Muitas das nossas escolas e dos nossos professores continuam a funcionar em função da época da indústria mecânica pesada, quando a justificação racionalista-economicista da educação hoje (pelo menos nas sociedades ocidentais ou ocidentalizadas) já nem sequer passa pela revolução industrial, mas sim pela revolução informática, como nos alertou Lyotard (1989) há mais de duas décadas.

Muitas das escolas continuam então com professores isolados processando fornadas de jovens constituídos por turmas ou por níveis de aptidão, em grupos construídos com base em critérios discriminatórios que passam por considerar e agrupar em determinadas turmas os jovens com capacidade para chegar à universidade e, noutras turmas, os “outros”. Sabemos hoje que esta separação que parte de uma posição que encerra muito comodismo por parte dos professores (quando concebem a constituição das turmas) em pouco ou nada ajuda a uma integração e motivação de muitos destes jovens duplamente excluídos (porque já o são socialmente).

Em suma, as estruturas básicas da escolaridade e de ensino foram estabelecidas para servir outros objetivos noutras épocas ao passo que a sociedade de move no sentido de uma época pós-industrial e pós-moderna, as nossas escolas e os seus professores continuam apegados a edifícios de burocracia e de modernidade que se encontram em desagregação; a hierarquias rígidas, salas de aula isoladas, departamentos segregados, (muitos dos professores de artes visuais têm razões para se sentirem assim) e estruturas de carreira ultrapassadas (HARGREAVES, 1998: x)

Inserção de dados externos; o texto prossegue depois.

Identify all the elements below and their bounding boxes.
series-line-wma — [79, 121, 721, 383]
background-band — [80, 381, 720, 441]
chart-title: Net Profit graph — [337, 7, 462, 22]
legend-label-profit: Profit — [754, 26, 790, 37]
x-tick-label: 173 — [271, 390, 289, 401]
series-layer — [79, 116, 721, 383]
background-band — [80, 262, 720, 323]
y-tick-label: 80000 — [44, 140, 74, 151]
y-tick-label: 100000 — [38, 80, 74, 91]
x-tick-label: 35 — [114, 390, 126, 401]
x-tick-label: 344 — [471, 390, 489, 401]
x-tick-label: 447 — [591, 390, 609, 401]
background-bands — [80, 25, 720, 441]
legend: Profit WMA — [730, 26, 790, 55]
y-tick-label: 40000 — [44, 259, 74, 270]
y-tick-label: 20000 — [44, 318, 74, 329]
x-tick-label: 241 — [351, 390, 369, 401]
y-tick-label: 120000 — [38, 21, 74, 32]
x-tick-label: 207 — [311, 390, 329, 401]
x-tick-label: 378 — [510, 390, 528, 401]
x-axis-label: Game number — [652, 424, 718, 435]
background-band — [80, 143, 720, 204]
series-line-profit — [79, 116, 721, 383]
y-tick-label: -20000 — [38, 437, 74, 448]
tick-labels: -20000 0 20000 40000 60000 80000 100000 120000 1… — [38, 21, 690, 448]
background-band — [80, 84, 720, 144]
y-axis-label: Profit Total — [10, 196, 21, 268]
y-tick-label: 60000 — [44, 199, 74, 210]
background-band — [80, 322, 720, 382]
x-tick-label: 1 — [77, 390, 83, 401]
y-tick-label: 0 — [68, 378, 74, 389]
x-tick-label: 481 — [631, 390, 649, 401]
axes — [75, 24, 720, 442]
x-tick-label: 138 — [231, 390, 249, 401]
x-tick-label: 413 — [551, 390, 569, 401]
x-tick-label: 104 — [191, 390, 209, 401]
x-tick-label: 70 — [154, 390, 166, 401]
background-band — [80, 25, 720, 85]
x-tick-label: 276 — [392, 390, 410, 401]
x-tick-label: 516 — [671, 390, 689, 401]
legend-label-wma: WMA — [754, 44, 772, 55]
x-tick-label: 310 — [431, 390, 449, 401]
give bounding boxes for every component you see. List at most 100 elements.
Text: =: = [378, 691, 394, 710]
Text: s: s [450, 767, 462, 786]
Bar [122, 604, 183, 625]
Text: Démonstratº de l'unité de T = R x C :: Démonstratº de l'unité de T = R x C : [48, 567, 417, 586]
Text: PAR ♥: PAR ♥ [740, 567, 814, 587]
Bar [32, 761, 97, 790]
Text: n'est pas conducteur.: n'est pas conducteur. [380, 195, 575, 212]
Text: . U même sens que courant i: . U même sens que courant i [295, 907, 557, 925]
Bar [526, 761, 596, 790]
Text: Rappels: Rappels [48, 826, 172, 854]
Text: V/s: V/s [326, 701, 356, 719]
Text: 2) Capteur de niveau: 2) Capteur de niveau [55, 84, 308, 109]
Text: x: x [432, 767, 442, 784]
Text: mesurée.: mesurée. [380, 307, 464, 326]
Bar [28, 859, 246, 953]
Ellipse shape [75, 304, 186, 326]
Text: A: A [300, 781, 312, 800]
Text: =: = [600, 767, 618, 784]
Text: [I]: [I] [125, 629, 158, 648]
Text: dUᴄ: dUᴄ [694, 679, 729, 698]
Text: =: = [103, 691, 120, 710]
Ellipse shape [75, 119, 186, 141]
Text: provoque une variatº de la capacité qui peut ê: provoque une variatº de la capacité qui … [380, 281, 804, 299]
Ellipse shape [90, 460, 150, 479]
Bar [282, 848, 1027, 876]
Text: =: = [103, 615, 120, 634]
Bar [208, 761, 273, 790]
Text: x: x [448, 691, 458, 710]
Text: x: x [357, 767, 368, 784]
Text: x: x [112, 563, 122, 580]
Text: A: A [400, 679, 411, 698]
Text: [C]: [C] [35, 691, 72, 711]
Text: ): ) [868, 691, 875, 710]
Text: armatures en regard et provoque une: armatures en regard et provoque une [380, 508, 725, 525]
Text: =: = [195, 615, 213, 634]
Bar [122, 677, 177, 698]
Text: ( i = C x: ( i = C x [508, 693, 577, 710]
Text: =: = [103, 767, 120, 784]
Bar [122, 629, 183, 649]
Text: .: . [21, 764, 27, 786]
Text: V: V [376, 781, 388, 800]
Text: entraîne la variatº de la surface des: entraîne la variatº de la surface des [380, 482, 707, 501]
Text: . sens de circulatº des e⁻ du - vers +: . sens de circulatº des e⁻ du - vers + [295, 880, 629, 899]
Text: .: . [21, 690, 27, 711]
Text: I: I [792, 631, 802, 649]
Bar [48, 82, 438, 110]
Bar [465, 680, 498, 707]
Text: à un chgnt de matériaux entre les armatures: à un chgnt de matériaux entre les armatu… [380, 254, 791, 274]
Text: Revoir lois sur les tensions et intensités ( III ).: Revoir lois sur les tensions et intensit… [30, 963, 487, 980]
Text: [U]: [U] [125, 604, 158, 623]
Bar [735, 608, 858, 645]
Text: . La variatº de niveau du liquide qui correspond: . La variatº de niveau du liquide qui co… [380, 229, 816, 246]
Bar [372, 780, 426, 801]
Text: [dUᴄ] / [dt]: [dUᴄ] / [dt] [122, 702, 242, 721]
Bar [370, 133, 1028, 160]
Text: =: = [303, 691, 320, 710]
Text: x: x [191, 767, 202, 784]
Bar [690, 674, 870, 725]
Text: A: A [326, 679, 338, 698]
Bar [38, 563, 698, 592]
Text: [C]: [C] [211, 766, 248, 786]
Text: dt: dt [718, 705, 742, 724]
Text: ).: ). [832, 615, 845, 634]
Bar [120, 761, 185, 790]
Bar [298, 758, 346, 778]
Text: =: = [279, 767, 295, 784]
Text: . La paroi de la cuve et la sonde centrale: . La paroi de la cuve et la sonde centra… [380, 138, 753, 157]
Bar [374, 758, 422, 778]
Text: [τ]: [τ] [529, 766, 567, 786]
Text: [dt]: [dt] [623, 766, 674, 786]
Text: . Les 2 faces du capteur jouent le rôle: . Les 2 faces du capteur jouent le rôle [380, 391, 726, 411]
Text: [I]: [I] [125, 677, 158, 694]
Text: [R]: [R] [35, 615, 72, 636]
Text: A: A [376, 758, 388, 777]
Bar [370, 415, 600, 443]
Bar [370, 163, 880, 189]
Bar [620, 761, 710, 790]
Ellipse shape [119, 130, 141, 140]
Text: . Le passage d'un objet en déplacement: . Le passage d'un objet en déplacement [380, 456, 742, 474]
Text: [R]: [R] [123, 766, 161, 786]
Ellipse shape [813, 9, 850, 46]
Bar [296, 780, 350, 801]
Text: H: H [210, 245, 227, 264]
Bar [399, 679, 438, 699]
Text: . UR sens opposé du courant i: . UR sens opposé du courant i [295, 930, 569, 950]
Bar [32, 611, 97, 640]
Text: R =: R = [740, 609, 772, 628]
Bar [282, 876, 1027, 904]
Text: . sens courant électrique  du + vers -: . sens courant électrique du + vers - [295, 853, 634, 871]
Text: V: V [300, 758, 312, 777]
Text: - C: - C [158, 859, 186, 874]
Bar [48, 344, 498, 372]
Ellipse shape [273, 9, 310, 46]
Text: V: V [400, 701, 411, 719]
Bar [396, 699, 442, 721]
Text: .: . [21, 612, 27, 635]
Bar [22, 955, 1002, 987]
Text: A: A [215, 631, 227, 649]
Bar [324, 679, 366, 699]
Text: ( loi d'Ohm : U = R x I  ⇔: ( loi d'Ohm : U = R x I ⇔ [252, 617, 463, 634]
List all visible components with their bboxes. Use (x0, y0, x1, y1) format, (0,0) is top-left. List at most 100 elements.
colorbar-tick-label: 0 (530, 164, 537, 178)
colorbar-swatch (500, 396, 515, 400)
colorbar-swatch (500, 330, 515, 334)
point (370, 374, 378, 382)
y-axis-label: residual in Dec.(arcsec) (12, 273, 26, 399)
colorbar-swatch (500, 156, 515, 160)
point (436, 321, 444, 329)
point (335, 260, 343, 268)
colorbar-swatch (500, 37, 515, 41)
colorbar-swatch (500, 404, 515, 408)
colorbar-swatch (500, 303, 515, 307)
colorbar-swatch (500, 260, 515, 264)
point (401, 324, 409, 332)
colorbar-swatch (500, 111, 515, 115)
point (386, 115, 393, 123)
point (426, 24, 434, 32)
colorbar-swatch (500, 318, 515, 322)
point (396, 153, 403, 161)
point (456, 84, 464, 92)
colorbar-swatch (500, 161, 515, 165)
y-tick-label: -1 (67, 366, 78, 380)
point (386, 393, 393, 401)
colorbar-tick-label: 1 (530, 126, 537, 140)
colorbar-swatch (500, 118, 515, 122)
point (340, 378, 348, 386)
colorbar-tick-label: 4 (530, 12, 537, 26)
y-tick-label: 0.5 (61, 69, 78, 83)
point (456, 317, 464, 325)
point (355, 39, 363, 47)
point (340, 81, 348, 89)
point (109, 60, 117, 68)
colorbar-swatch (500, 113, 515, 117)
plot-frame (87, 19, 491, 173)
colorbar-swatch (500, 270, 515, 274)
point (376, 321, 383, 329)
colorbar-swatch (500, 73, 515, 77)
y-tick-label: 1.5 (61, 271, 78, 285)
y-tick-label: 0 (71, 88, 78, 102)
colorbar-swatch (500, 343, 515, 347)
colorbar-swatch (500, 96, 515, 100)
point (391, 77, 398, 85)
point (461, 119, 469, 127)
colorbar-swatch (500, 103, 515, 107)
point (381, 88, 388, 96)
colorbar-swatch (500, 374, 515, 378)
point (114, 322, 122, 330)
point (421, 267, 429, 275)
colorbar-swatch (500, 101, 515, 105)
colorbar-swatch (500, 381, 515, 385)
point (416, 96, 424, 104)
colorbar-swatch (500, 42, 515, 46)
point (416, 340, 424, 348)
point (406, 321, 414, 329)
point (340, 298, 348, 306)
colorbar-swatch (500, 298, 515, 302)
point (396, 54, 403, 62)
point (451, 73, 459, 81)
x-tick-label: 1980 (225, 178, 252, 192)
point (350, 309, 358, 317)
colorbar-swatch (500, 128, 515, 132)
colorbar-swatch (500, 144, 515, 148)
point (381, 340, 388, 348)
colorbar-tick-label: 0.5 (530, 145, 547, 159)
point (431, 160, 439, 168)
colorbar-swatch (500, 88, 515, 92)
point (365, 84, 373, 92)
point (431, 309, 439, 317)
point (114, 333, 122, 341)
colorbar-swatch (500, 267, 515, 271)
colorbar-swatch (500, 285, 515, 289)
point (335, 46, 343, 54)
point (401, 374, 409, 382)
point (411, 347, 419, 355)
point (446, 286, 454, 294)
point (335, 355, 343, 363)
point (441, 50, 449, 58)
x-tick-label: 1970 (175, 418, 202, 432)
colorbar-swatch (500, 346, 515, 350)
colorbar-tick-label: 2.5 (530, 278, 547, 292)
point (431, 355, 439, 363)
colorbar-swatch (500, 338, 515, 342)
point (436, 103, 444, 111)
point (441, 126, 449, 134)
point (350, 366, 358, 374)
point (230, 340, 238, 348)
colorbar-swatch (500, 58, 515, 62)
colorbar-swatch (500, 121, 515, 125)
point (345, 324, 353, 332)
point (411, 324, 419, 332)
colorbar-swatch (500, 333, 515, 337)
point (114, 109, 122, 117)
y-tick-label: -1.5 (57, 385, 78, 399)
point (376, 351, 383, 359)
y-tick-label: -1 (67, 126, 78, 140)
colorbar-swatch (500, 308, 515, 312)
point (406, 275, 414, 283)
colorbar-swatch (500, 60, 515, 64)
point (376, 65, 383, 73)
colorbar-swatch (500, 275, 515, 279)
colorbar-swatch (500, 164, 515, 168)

A cultura está a transitar de uma modalidade escrita para uma modalidade visual, dentro de um mundo de grande complexidade tecnológica, o que leva as novas tecnologias a colocarem questões importantes para as relações entre professores e estudantes, entre o quotidiano escolar e o quotidiano familiar, entre este último e o mundo que se estende para fora da escola. Frente ao fascínio por este imaginário de alta tecnologia o velho discurso escolar oferece, na opinião de Hargreaves, Earl & Ryan, (1998, p. 255), pouca competência. Por isso, julgamos então haver razão para afirmarmos que as forças de mudança tenderão a dissolver as fronteiras entre escola e comunidade (ELKIND, 1993).

Mudar os professores supõe mudar as pessoas e esse é um processo lento” (GODSON, 1992 e FULLAN & HARGREAVES, 1991) isto significaria que as novas estratégias de ensino deveriam pôr-se em prática a um ritmo determinado e com a flexibilidade suficiente de modo a que os professores pudessem adotá-las e adaptar-se a elas com comodidade.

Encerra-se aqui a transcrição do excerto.